Applications on Biowulf

Biowulf at the NIH

Status Applications Hardware Storage User Guide Performance Research About

Scientific Applications on Biowulf

Application Areas

Sequence Analysis

Sequence Assembly

Linkage/Phylogenetics

Computational Chemistry

Molecular Modeling

Mathematics/Statistics

Structural Biology

The Biowulf staff maintains several programs, packages and databases for our users. Below is a non-exhaustive list of software available on Biwoulf with site-specific instructions on how to run a given package on the cluster, including links to vendor/author provided documentation if applicable.

Sequence Analysis

BLAST, developed at NCBI, is a set of programs to find similarity between a query protein or DNA sequence and a sequence database. A scheme for efficiently running a large number of sequence files against a variety of BLAST databases has been implemented on Biowulf.

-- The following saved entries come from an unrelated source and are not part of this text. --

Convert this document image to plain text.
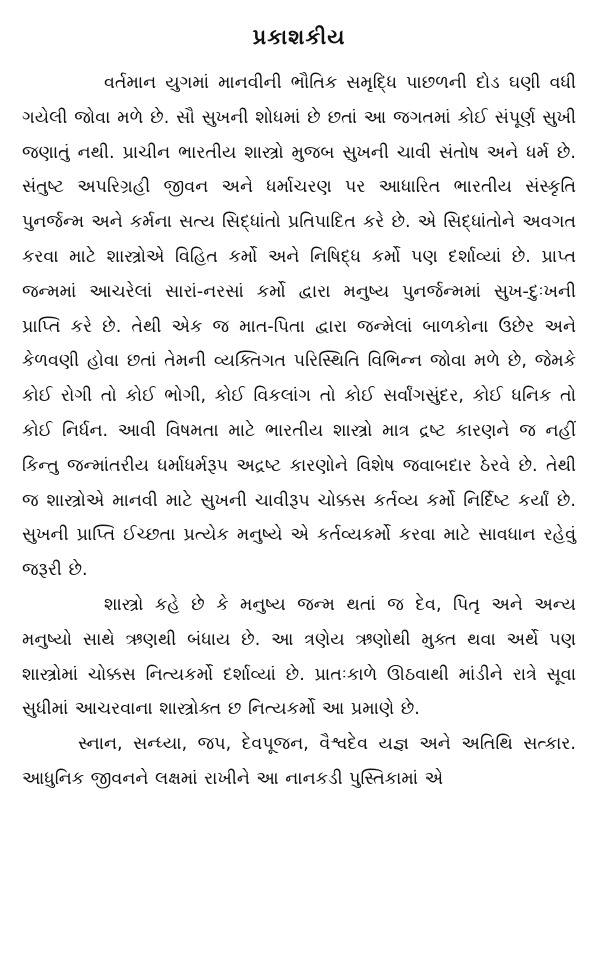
પ્રકાશકીય

વર્તમાન યુગમાં માનવીની ભૌતિક સમૃદ્ધિ પાછળની દોડ ઘણી વધી ગયેલી જોવા મળે છે. સૌ સુખની શોધમાં છે છતાં આ જગતમાં કોઈ સંપૂર્ણ સુખી જણાતું નથી. પ્રાચીન ભારતીય શાસ્ત્રો મુજબ સુખની ચાવી સંતોષ અને ધર્મ છે. સંતુષ્ટ અપરિગ્રહી જીવન અને ધર્માચરણ પર આધારિત ભારતીય સંસ્કૃતિ પુનર્જન્મ અને કર્મના સત્ય સિદ્ધાંતો પ્રતિપાદિત કરે છે. એ સિદ્ધાંતોને અવગત કરવા માટે શાસ્ત્રોએ વિહિત કર્મો અને નિષિદ્ધ કર્મો પણ દર્શાવ્યાં છે. પ્રાપ્ત જન્મમાં આચરેલાં સારાં-નરસાં કર્મો દ્વારા મનુષ્ય પુનર્જન્મમાં સુખ-દુઃખની પ્રાપ્તિ કરે છે. તેથી એક જ માત-પિતા દ્વારા જન્મેલાં બાળકોના ઉછેર અને કેળવણી હોવા છતાં તેમની વ્યક્તિગત પરિસ્થિતિ વિભિન્ન જોવા મળે છે, જેમકે કોઈ રોગી તો કોઈ ભોગી, કોઈ વિકલાંગ તો કોઈ સર્વાંગસુંદર, કોઈ ધનિક તો કોઈ નિર્ધન. આવી વિષમતા માટે ભારતીય શાસ્ત્રો માત્ર દ્રષ્ટ કારણને જ નહીં કિન્તુ જન્માંતરીય ધર્માધર્મરૂપ અદ્રષ્ટ કારણોને વિશેષ જવાબદાર ઠેરવે છે. તેથી જ શાસ્ત્રોએ માનવી માટે સુખની ચાવીરૂપ ચોક્કસ કર્તવ્ય કર્મો નિર્દિષ્ટ કર્યાં છે. સુખની પ્રાપ્તિ ઈચ્છતા પ્રત્યેક મનુષ્યે એ કર્તવ્યકર્મો કરવા માટે સાવધાન રહેવું જરૂરી છે.

શાસ્ત્રો કહે છે કે મનુષ્ય જન્મ થતાં જ દેવ, પિતૃ અને અન્ય મનુષ્યો સાથે ઋણથી બંધાય છે. આ ત્રણેય ઋણોથી મુક્ત થવા અર્થે પણ શાસ્ત્રોમાં ચોક્કસ નિત્યકર્મો દર્શાવ્યાં છે. પ્રાતઃકાળે ઊઠવાથી માંડીને રાત્રે સૂવા સુધીમાં આચરવાના શાસ્ત્રોક્ત છ નિત્યકર્મો આ પ્રમાણે છે.

સ્નાન, સન્ધ્યા, જપ, દેવપૂજન, વૈશ્વદેવ યજ્ઞ અને અતિથિ સત્કાર. આધુનિક જીવનને લક્ષમાં રાખીને આ નાનકડી પુસ્તિકામાં એ
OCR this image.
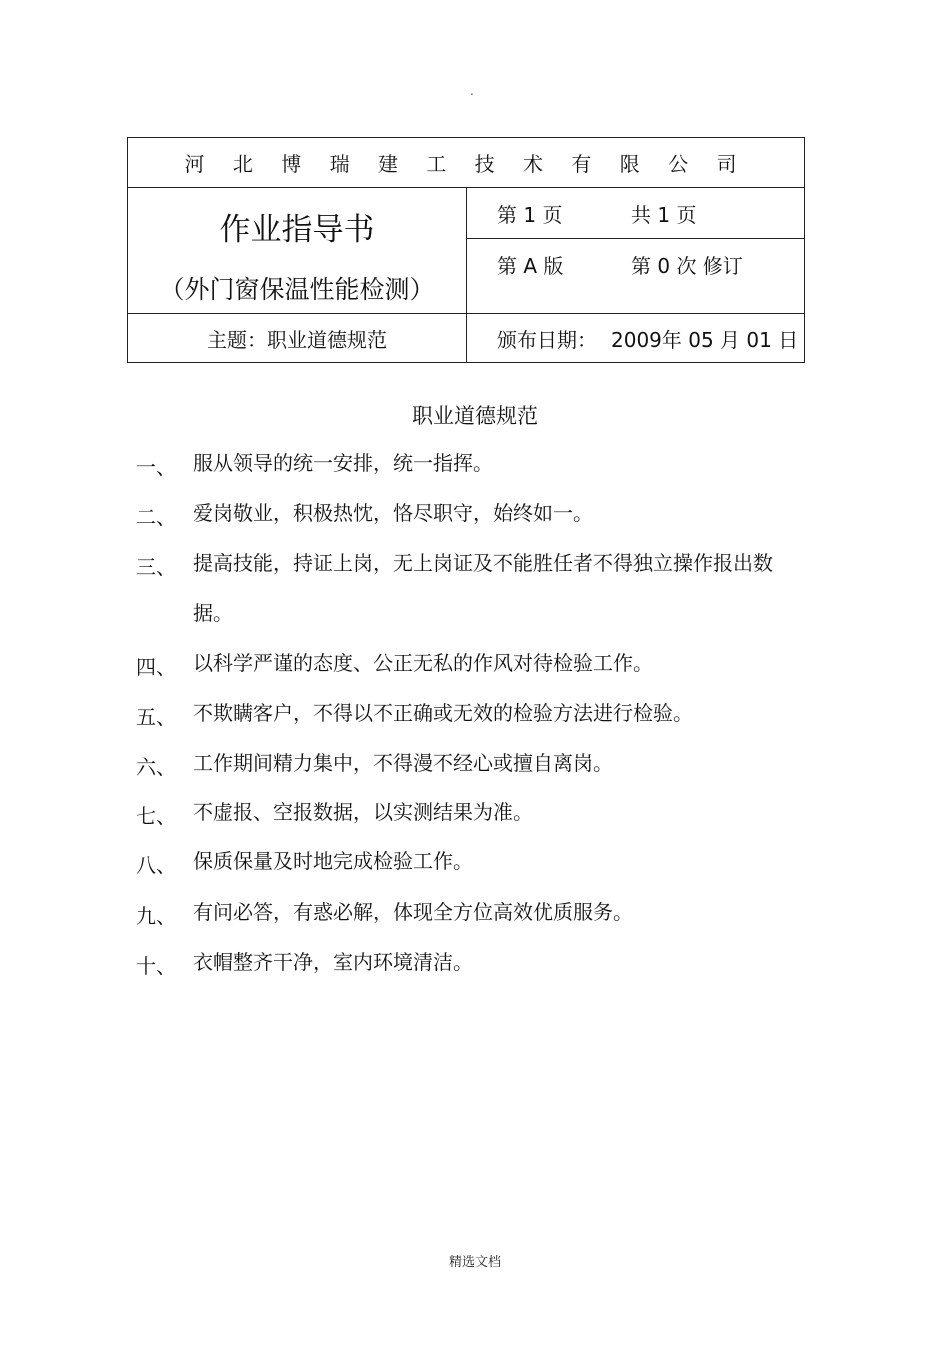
.
河 北 博 瑞 建 工 技 术 有 限 公 司
作业指导书
（外门窗保温性能检测）
第 1 页	共 1 页
第 A 版	第 0 次 修订
主题：职业道德规范	颁布日期： 2009年 05 月 01 日
职业道德规范
一、 服从领导的统一安排，统一指挥。
二、 爱岗敬业，积极热忱，恪尽职守，始终如一。
三、 提高技能，持证上岗，无上岗证及不能胜任者不得独立操作报出数据。
四、 以科学严谨的态度、公正无私的作风对待检验工作。
五、 不欺瞒客户，不得以不正确或无效的检验方法进行检验。
六、 工作期间精力集中，不得漫不经心或擅自离岗。
七、 不虚报、空报数据，以实测结果为准。
八、 保质保量及时地完成检验工作。
九、 有问必答，有惑必解，体现全方位高效优质服务。
十、 衣帽整齐干净，室内环境清洁。
精选文档
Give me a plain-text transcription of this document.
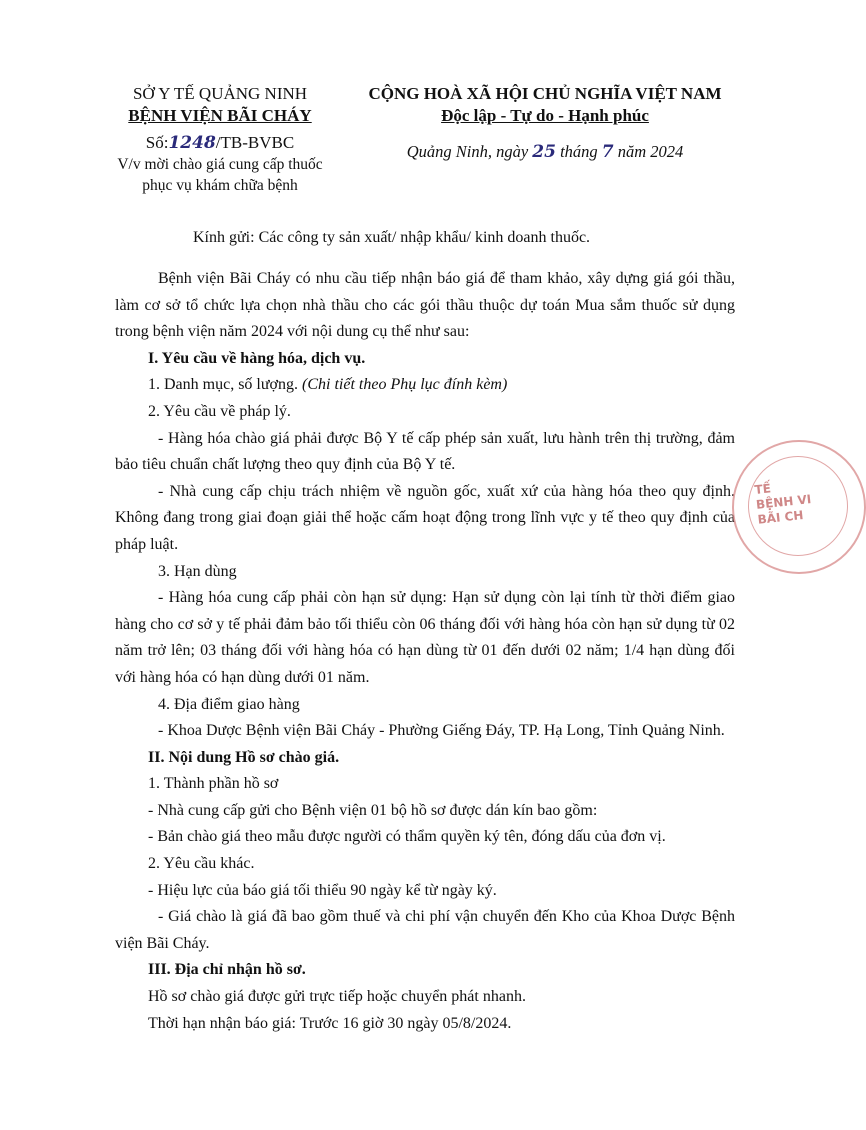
SỞ Y TẾ QUẢNG NINH
BỆNH VIỆN BÃI CHÁY
Số:1248/TB-BVBC
V/v mời chào giá cung cấp thuốc
phục vụ khám chữa bệnh
CỘNG HOÀ XÃ HỘI CHỦ NGHĨA VIỆT NAM
Độc lập - Tự do - Hạnh phúc
Quảng Ninh, ngày 25 tháng 7 năm 2024
Kính gửi: Các công ty sản xuất/ nhập khẩu/ kinh doanh thuốc.

Bệnh viện Bãi Cháy có nhu cầu tiếp nhận báo giá để tham khảo, xây dựng giá gói thầu, làm cơ sở tổ chức lựa chọn nhà thầu cho các gói thầu thuộc dự toán Mua sắm thuốc sử dụng trong bệnh viện năm 2024 với nội dung cụ thể như sau:

I. Yêu cầu về hàng hóa, dịch vụ.

1. Danh mục, số lượng. (Chi tiết theo Phụ lục đính kèm)

2. Yêu cầu về pháp lý.

- Hàng hóa chào giá phải được Bộ Y tế cấp phép sản xuất, lưu hành trên thị trường, đảm bảo tiêu chuẩn chất lượng theo quy định của Bộ Y tế.

- Nhà cung cấp chịu trách nhiệm về nguồn gốc, xuất xứ của hàng hóa theo quy định. Không đang trong giai đoạn giải thể hoặc cấm hoạt động trong lĩnh vực y tế theo quy định của pháp luật.

3. Hạn dùng

- Hàng hóa cung cấp phải còn hạn sử dụng: Hạn sử dụng còn lại tính từ thời điểm giao hàng cho cơ sở y tế phải đảm bảo tối thiểu còn 06 tháng đối với hàng hóa còn hạn sử dụng từ 02 năm trở lên; 03 tháng đối với hàng hóa có hạn dùng từ 01 đến dưới 02 năm; 1/4 hạn dùng đối với hàng hóa có hạn dùng dưới 01 năm.

4. Địa điểm giao hàng

- Khoa Dược Bệnh viện Bãi Cháy - Phường Giếng Đáy, TP. Hạ Long, Tỉnh Quảng Ninh.

II. Nội dung Hồ sơ chào giá.

1. Thành phần hồ sơ

- Nhà cung cấp gửi cho Bệnh viện 01 bộ hồ sơ được dán kín bao gồm:

- Bản chào giá theo mẫu được người có thẩm quyền ký tên, đóng dấu của đơn vị.

2. Yêu cầu khác.

- Hiệu lực của báo giá tối thiểu 90 ngày kể từ ngày ký.

- Giá chào là giá đã bao gồm thuế và chi phí vận chuyển đến Kho của Khoa Dược Bệnh viện Bãi Cháy.

III. Địa chỉ nhận hồ sơ.

Hồ sơ chào giá được gửi trực tiếp hoặc chuyển phát nhanh.

Thời hạn nhận báo giá: Trước 16 giờ 30 ngày 05/8/2024.

TẾ
BỆNH VI
BÃI CH
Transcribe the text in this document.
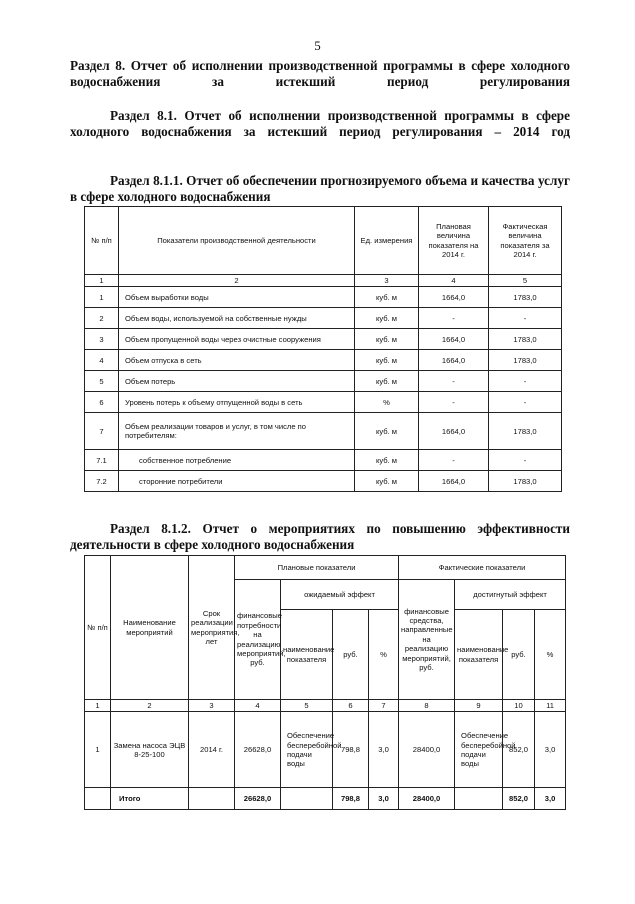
5
Раздел 8. Отчет об исполнении производственной программы в сфере холодного водоснабжения за истекший период регулирования
Раздел 8.1. Отчет об исполнении производственной программы в сфере холодного водоснабжения за истекший период регулирования – 2014 год
Раздел 8.1.1. Отчет об обеспечении прогнозируемого объема и качества услуг в сфере холодного водоснабжения
№ п/п	Показатели производственной деятельности	Ед. измерения	Плановая величина показателя на 2014 г.	Фактическая величина показателя за 2014 г.
1	2	3	4	5
1	Объем выработки воды	куб. м	1664,0	1783,0
2	Объем воды, используемой на собственные нужды	куб. м	-	-
3	Объем пропущенной воды через очистные сооружения	куб. м	1664,0	1783,0
4	Объем отпуска в сеть	куб. м	1664,0	1783,0
5	Объем потерь	куб. м	-	-
6	Уровень потерь к объему отпущенной воды в сеть	%	-	-
7	Объем реализации товаров и услуг, в том числе по потребителям:	куб. м	1664,0	1783,0
7.1	собственное потребление	куб. м	-	-
7.2	сторонние потребители	куб. м	1664,0	1783,0
Раздел 8.1.2. Отчет о мероприятиях по повышению эффективности деятельности в сфере холодного водоснабжения
№ п/п	Наименование мероприятий	Срок реализации мероприятия, лет	Плановые показатели				Фактические показатели			
			финансовые потребности на реализацию мероприятий, руб.	ожидаемый эффект			финансовые средства, направленные на реализацию мероприятий, руб.	достигнутый эффект		
				наименование показателя	руб.	%		наименование показателя	руб.	%
1	2	3	4	5	6	7	8	9	10	11
1	Замена насоса ЭЦВ 8-25-100	2014 г.	26628,0	Обеспечение бесперебойной подачи воды	798,8	3,0	28400,0	Обеспечение бесперебойной подачи воды	852,0	3,0
	Итого		26628,0		798,8	3,0	28400,0		852,0	3,0
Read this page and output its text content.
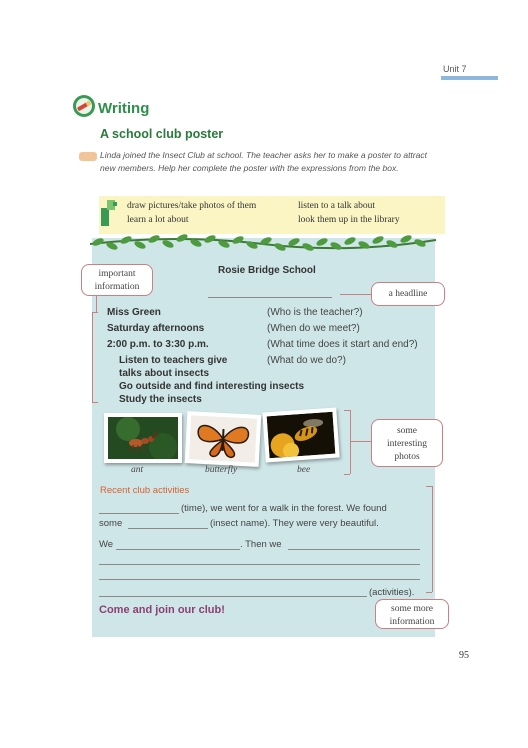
Unit 7
Writing
A school club poster
Linda joined the Insect Club at school. The teacher asks her to make a poster to attract new members. Help her complete the poster with the expressions from the box.
draw pictures/take photos of them	listen to a talk about
learn a lot about	look them up in the library
Rosie Bridge School
important information
a headline
some interesting photos
some more information
Miss Green	(Who is the teacher?)
Saturday afternoons	(When do we meet?)
2:00 p.m. to 3:30 p.m.	(What time does it start and end?)
(What do we do?)
Listen to teachers give
talks about insects
Go outside and find interesting insects
Study the insects
ant	butterfly	bee
Recent club activities
(time), we went for a walk in the forest. We found
some	(insect name). They were very beautiful.
We	. Then we
(activities).
Come and join our club!
95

IPRScan is a tool that combines different protein signature recognition methods against multiple databases into one resource. These databases include PROSITE, PRINTS, Pfam, ProDom, SMART, TIGRFAMs, PIR superfamily, SUPERFAMILY, Gene3D and PANTHER.

The EMBOSS package is a comprehensive suite of sequence analysis software that can perform sequence alignment, motif identification, pattern analysis, and more.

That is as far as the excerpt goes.